In 1991 and 1992, the United States Drug Enforcement Administration (DEA) infiltrated The Texas Group. In March 1992, Clegg and Walter "Walt" Franz, Leveriza-Franz's husband, were arrested. Franz refused to disclose Leveriza-Franz's location and she went on the run. Leveriza-Franz was finally arrested while hiding out with her infant daughter under a blanket at her parents' house in Florida in January 1993.

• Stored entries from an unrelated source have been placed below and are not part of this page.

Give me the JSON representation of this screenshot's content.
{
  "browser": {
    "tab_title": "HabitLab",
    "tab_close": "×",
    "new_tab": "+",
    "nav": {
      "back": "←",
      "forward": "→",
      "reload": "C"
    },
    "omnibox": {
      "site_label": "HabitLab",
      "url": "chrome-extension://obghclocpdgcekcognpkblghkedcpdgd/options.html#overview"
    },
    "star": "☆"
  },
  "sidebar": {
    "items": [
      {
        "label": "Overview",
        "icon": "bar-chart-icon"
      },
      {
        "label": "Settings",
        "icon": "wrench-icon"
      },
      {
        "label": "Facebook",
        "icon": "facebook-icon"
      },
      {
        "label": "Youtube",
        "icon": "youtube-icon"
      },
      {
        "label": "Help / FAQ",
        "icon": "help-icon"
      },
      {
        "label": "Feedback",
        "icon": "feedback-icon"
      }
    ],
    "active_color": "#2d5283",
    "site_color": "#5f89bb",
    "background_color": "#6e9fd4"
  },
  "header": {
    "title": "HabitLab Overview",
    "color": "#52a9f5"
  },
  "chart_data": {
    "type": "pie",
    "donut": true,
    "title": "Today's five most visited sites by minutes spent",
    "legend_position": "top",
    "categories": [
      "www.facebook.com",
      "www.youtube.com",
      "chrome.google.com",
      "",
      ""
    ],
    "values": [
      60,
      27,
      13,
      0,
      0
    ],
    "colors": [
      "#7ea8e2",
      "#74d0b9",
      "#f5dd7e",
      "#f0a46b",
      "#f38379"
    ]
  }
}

Leveriza-Franz was sentenced to 78 months (6.5 years) in prison for producing MDMA. Her conviction was upheld upon appeal. Leveriza-Franz served her time in prison and was released a year early. After being released from prison, she continued life with her husband Walt and her daughter and worked for a tax office and later in life as a hiking guide. Leveriza-Franz has said that she does not regret her involvement in MDMA production or her incarceration as she felt that "we touched millions of people" and "this had a huge effect on humanity". However, she has also described struggling with her time in prison and with what she did, including avoiding the media for many years. Leveriza-Franz has jokingly likened herself to a female version of Walter White from Breaking Bad, except saying that she "didn't go so much into mobile homes".

==Personal life==
Leveriza-Franz met Walter "Walt" Franz, who was working for Michael Clegg and was also involved in MDMA manufacture, in 1985. She entered a relationship with Franz after taking MDMA with him, her second time trying the drug, and within a few years they had married. Leveriza-Franz has described being given 2,000 MDMA tablets by Clegg as a gift and taking all of them between her and Franz. She had a daughter with Franz in 1992. Later on, after decades of marriage, Franz died of cancer in 2014. In the 2010s and 2020s, Leveriza-Franz has worked full-time as a hiking guide in Sedona, Arizona. She eventually swore off use of all psychoactive drugs, including alcohol, instead preferring immersion in nature and saying that she no longer needs MDMA. She has also said that she has become the "living MDMA", that the drug is "within me, it's part of me, cellularly", and that she is now able to "impart connectivity and love without any drugs".

==Popular media==
Leveriza-Franz was featured in Rachel Nuwer's 2023 book I Feel Love: MDMA and the Quest for Connection in a Fractured World. She was also featured in the documentary film Prophet of Ecstasy about Michael Clegg in 2026.